Les nuits d'été, c'était plus fort que lui, s'échappant par la fenêtre de sa chambre, il dormait à la belle étoile. Sous les couvertures, il étouffait. Il avait besoin de dormir peau à peau contre le monde. Parfois, la porte de la maison voisine s'entrebâillait. Dans sa longue camisole blanche, une petite fille traversait la nuit pour venir se blottir contre lui. Il s'endormait sans un geste sans un mot, dans un sentiment de totale plénitude. Avec l'aube, la minuscule silhouette s'évanouissait et il ne savait plus, au réveil, ce qui relevait de la réalité ou du rêve.
-"Trois heures, déjà" se fit-il remarquer, avec le sentiment que le temps avait repris son pas.
De sa vie, il n'avait eu besoin de montre : un arbre, un bâton dressé, une herbe longue donnent l'heure à la minute près. La montre est pour les jours de fête quand le regard est occupé ailleurs.
En lui, l'horloge du temps s'était remise en marche.
Ils débouchèrent sur la crête à l'instant où une lueur rouge crevait le cercle d'horizon.
Mathias tendit la main vers le bras de Charles. Pourtant essoufflés par la montée, sans se concerter, ils retinrent leur souffle.
Et la nature fit comme eux. L'air se figea. les oiseaux se turent. Une sorte de vapeur glacée transpira du sol. Noyant l'horizon dans une coulée de sang et de lumière, le globe de feu sortit de terre.
- Le matin, Mathias, murmura Charles, c'est le matin !
En lui aussi, les vieux oripeaux tombaient. Il se voyait nu. Rien ne protégeait plus dehors. Rien ne protégeait plus dedans. En attente, se pouvait-il, comme ce gamin s'éveillant à l'aube dans l'herbe trempée de rosée avec ce vide contre sa poitrine, cette part arrachée de lui.
Parfois, au cours d'une journée, levant les yeux sur l'étendue des labours, ou voyant se rassembler au crépuscule d'octobre un vol crépitant d'étourneaux, un bref instant, il avait senti le vide se remplir.

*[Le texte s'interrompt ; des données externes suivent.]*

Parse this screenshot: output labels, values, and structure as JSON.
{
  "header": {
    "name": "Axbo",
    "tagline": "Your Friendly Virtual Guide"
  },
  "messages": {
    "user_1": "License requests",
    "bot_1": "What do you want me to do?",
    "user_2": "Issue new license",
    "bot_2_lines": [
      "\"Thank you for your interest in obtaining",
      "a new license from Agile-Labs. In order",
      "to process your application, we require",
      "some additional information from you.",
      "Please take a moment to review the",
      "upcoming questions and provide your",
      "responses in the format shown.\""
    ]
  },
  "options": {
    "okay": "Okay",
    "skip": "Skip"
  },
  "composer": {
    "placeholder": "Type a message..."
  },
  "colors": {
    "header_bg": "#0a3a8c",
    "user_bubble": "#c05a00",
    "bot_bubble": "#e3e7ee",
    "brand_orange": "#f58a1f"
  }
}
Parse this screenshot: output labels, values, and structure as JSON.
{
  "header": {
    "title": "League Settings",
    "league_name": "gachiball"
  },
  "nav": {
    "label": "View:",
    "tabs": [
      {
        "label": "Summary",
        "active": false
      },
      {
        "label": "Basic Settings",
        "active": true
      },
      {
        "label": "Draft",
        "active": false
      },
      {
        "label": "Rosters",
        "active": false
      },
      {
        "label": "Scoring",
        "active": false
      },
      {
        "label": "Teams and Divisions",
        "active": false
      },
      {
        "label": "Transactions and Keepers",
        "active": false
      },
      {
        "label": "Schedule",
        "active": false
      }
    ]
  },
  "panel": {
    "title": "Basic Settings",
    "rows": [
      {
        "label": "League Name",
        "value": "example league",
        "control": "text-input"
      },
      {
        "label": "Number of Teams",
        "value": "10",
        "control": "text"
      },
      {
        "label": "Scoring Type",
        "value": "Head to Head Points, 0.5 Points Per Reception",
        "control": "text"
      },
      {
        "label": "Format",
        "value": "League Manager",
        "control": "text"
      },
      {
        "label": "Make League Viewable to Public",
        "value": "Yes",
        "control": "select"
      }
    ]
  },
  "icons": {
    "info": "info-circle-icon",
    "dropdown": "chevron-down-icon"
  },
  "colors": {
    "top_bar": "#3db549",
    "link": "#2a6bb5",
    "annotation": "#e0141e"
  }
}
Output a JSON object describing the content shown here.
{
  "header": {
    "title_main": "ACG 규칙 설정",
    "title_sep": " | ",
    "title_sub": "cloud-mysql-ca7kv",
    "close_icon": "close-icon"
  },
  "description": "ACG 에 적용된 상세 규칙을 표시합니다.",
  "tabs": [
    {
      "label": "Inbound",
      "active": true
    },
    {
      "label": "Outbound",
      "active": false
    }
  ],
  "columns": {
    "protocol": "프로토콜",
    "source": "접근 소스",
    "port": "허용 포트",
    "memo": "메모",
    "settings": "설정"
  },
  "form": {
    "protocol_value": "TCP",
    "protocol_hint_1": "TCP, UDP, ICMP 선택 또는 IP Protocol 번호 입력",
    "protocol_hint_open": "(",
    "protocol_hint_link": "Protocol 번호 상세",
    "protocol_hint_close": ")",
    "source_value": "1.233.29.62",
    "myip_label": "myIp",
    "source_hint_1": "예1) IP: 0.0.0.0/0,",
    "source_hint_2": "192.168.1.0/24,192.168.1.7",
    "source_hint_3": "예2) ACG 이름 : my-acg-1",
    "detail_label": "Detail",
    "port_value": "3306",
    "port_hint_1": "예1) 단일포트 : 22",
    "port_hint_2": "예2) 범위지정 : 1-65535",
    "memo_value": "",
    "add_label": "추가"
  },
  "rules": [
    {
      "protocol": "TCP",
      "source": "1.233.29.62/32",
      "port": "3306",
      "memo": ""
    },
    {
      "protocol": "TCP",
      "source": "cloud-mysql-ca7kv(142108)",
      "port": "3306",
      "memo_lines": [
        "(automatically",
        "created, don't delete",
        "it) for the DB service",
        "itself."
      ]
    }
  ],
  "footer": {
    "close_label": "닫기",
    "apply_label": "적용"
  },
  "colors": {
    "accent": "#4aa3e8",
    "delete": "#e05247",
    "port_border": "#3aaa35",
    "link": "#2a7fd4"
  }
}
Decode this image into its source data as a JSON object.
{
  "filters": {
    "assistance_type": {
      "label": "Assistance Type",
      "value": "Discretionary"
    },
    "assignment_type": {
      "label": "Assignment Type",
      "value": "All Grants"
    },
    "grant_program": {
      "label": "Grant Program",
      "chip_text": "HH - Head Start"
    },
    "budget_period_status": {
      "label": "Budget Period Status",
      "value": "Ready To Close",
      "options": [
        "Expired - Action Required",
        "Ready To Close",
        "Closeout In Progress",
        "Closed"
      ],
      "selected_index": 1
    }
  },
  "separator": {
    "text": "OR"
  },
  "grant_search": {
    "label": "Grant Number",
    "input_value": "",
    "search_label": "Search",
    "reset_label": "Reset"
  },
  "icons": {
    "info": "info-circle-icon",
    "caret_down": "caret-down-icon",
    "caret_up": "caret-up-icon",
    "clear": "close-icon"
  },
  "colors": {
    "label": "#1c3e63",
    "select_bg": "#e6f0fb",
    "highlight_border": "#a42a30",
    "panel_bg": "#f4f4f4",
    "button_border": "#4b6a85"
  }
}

Adèle et lui parlaient parfois, comme ça, à tâtons, ainsi qu'on jette, de temps à autre, une brindille à la flamme en écoutant son crépitement. Entre eux, des mots aussi simples que la marne, l'eau, le pain ou le feu sous la soupe du soir, des mots usés comme les mots de la prière, pourtant Adèle le sait, elle le sent, ils sont plus grands que le monde : c'est eux qui conduiront Mathias sur l'autre versant de la nuit.
Et en elle, l'aube est là, déjà, qu'elle ne sait pas encore. Au plus profond de son être, cette auréole aveuglante d'or et de feu précédant le lever du soleil.